Dieser Aufstrich eignet sich ebenso super für die nächste Grillparty, wie für das Frühstücksbrot. Darüber hinaus ist er ganz einfach und schnell zubereitet. Ich mag die Apfel-Thymian-Butter am liebsten auf einem frischen Stück Roggenbrot. 😋 😍 Und hier kommt auch schon die Zutatenliste…

  • 100 g bio Butter (zimmerwarm)
  • 1 Apfel (ich verwende die Sorte Braeburn)
  • 2 TL frische Thymianblättchen, grob gehackt
  • Salz und schwarzer Pfeffer aus der Mühle

Die zimmerwarme Butter schaumig aufschlagen. Den Apfel entkernen und fein raspeln, anschließend zur Butter geben. Thymian ebenfalls zufügen und nach Lust und Laune mit Pfeffer und Salz würzen. Das war´s schon! Schon könnt ihr genießen! 😊

Außergewöhnlich, einfach und gut: Frische Apfel-Thymian-Butter

Lemon Curd

Draußen ist es nass und grau, da erhelle ich mir den Tag mit einem Gläschen Lemon Curd. Die englische Zitronencreme schmeckt nicht nur auf Toast oder Brot, sondern eignet sich auch wunderbar als fruchtige Füllung für Plätzchen oder Tarte au Citron (die werde ich sicherlich auch noch irgendwann hier einstellen). Mit Lemon Curd habe ich dieses Jahr auch meine ersten Plätzchen gefüllt: Citronelli – italienische Zitronenkekse.

Für ca. 2 mittelgroße Gläser Lemon Curd benötigt ihr:

  • 2 große unbehandelte bio Zitronen
  • 80 g Butter
  • 2 bio Eier
  • ca. 120 g Rohrohrzucker

Die Herstellung ist im Grunde genommen ganz einfach: Die Zitronen heiß abwaschen und abtrocknen,  die Schale fein abreiben und anschließend den Saft auspressen.
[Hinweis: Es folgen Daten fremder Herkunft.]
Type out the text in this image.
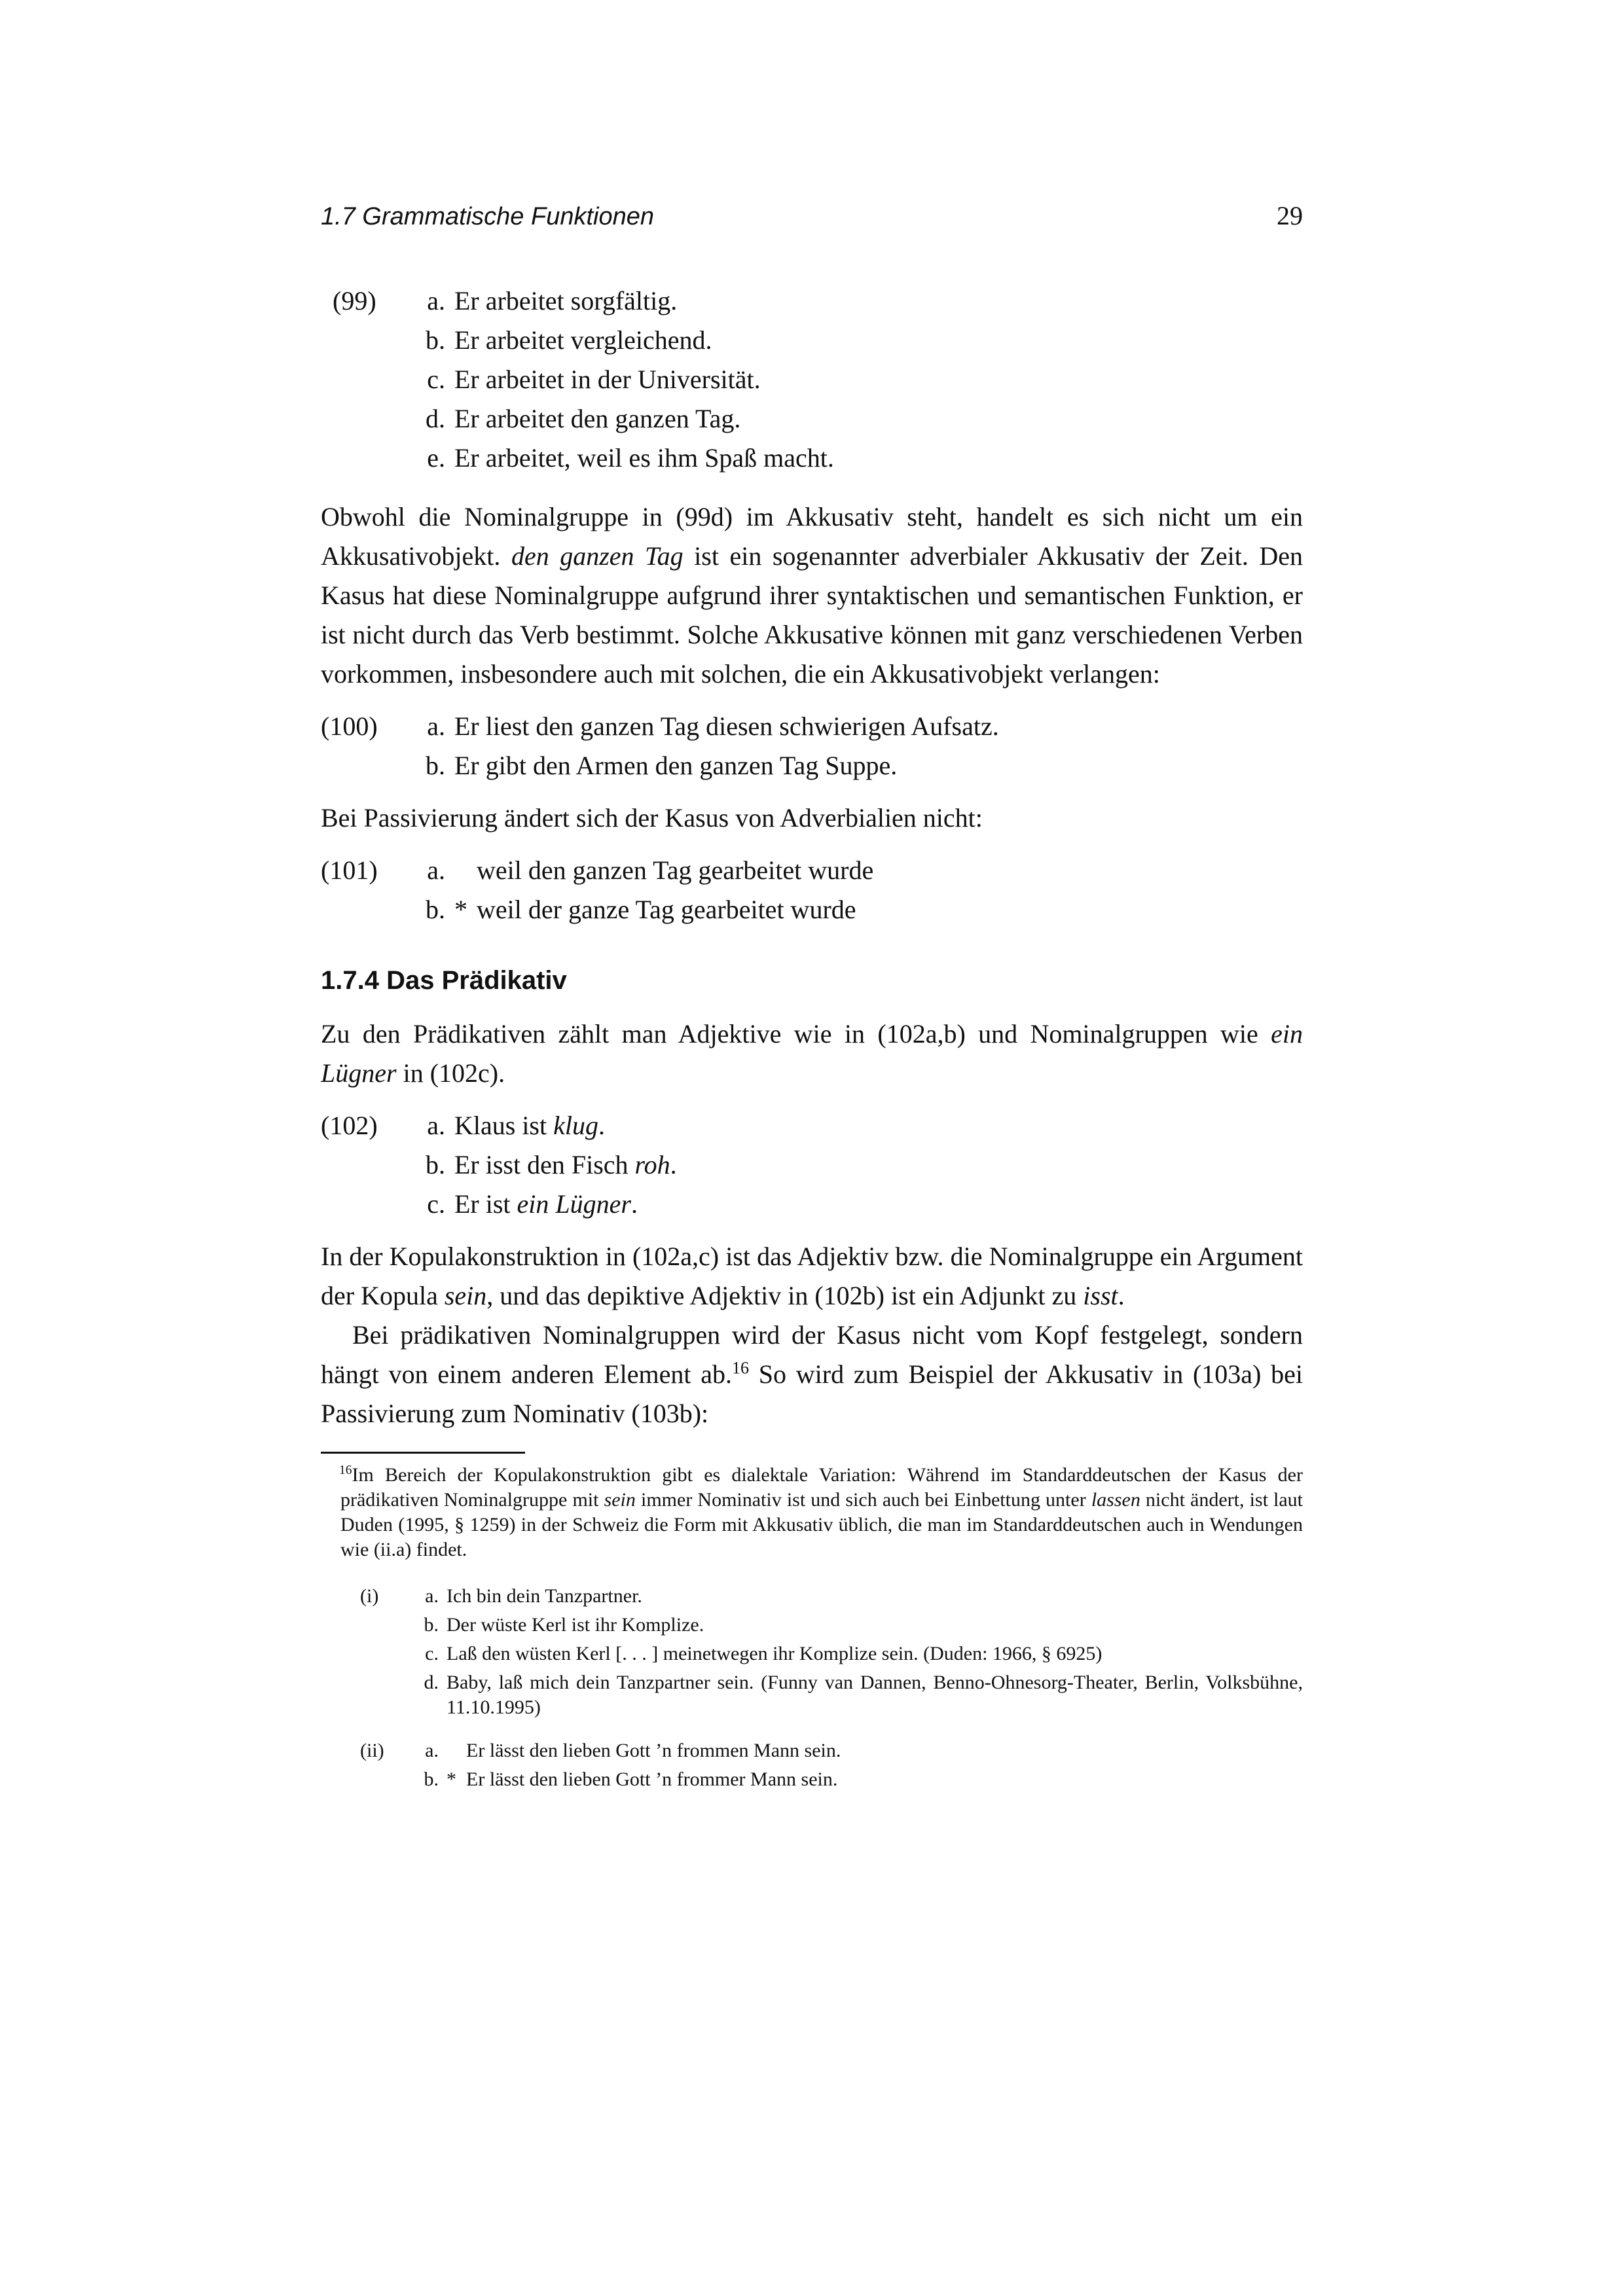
1.7 Grammatische Funktionen	29
(99)	a. Er arbeitet sorgfältig.
b. Er arbeitet vergleichend.
c. Er arbeitet in der Universität.
d. Er arbeitet den ganzen Tag.
e. Er arbeitet, weil es ihm Spaß macht.

Obwohl die Nominalgruppe in (99d) im Akkusativ steht, handelt es sich nicht um ein Akkusativobjekt. den ganzen Tag ist ein sogenannter adverbialer Akkusativ der Zeit. Den Kasus hat diese Nominalgruppe aufgrund ihrer syntaktischen und semantischen Funktion, er ist nicht durch das Verb bestimmt. Solche Akkusative können mit ganz verschiedenen Verben vorkommen, insbesondere auch mit solchen, die ein Akkusativobjekt verlangen:

(100)	a. Er liest den ganzen Tag diesen schwierigen Aufsatz.
b. Er gibt den Armen den ganzen Tag Suppe.

Bei Passivierung ändert sich der Kasus von Adverbialien nicht:

(101)	a. weil den ganzen Tag gearbeitet wurde
b. * weil der ganze Tag gearbeitet wurde
1.7.4 Das Prädikativ

Zu den Prädikativen zählt man Adjektive wie in (102a,b) und Nominalgruppen wie ein Lügner in (102c).

(102)	a. Klaus ist klug.
b. Er isst den Fisch roh.
c. Er ist ein Lügner.

In der Kopulakonstruktion in (102a,c) ist das Adjektiv bzw. die Nominalgruppe ein Argument der Kopula sein, und das depiktive Adjektiv in (102b) ist ein Adjunkt zu isst.

Bei prädikativen Nominalgruppen wird der Kasus nicht vom Kopf festgelegt, sondern hängt von einem anderen Element ab.$^{16}$ So wird zum Beispiel der Akkusativ in (103a) bei Passivierung zum Nominativ (103b):

$^{16}$Im Bereich der Kopulakonstruktion gibt es dialektale Variation: Während im Standarddeutschen der Kasus der prädikativen Nominalgruppe mit sein immer Nominativ ist und sich auch bei Einbettung unter lassen nicht ändert, ist laut Duden (1995, § 1259) in der Schweiz die Form mit Akkusativ üblich, die man im Standarddeutschen auch in Wendungen wie (ii.a) findet.

(i)	a. Ich bin dein Tanzpartner.
b. Der wüste Kerl ist ihr Komplize.
c. Laß den wüsten Kerl [. . . ] meinetwegen ihr Komplize sein. (Duden: 1966, § 6925)
d. Baby, laß mich dein Tanzpartner sein. (Funny van Dannen, Benno-Ohnesorg-Theater, Berlin, Volksbühne, 11.10.1995)
(ii)	a. Er lässt den lieben Gott ’n frommen Mann sein.
b. * Er lässt den lieben Gott ’n frommer Mann sein.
Saft und Schale mit Zucker und Butter unter ständigem Rühren in einem Topf langsam erwärmen, damit sich der Zucker auflöst und die Butter schmilzt. Das Ganze nicht zu heiß werden lassen, da sonst die Eier bei Zugabe direkt stocken würden.

Die Eier separat in einem Schälchen verquirlen und hinzugeben. Gut mit dem Schneebesen verrühren und langsam erhitzen. Wenn die Masse allmählich eine zähflüssige Konsistenz bekommt ist sie fertig. Den Lemon Curd dann schnell in Schraubgläser füllen und noch heiß verschließen. Bei der Haltbarkeit gehe ich immer nach meinem Gefühl – zwei Wochen sollte der Lemon Curd aber mindestens haltbar sein.

Tipp: Man kann bei der Zubereitung auch das Eiweiß weglassen, dann wird die Creme etwas feiner. Außerdem bilden sich so garantiert keine kleinen weißen Flocken in der Zitronencreme, die durch zu schnelles Erhitzen des Eiweiß entstehen können.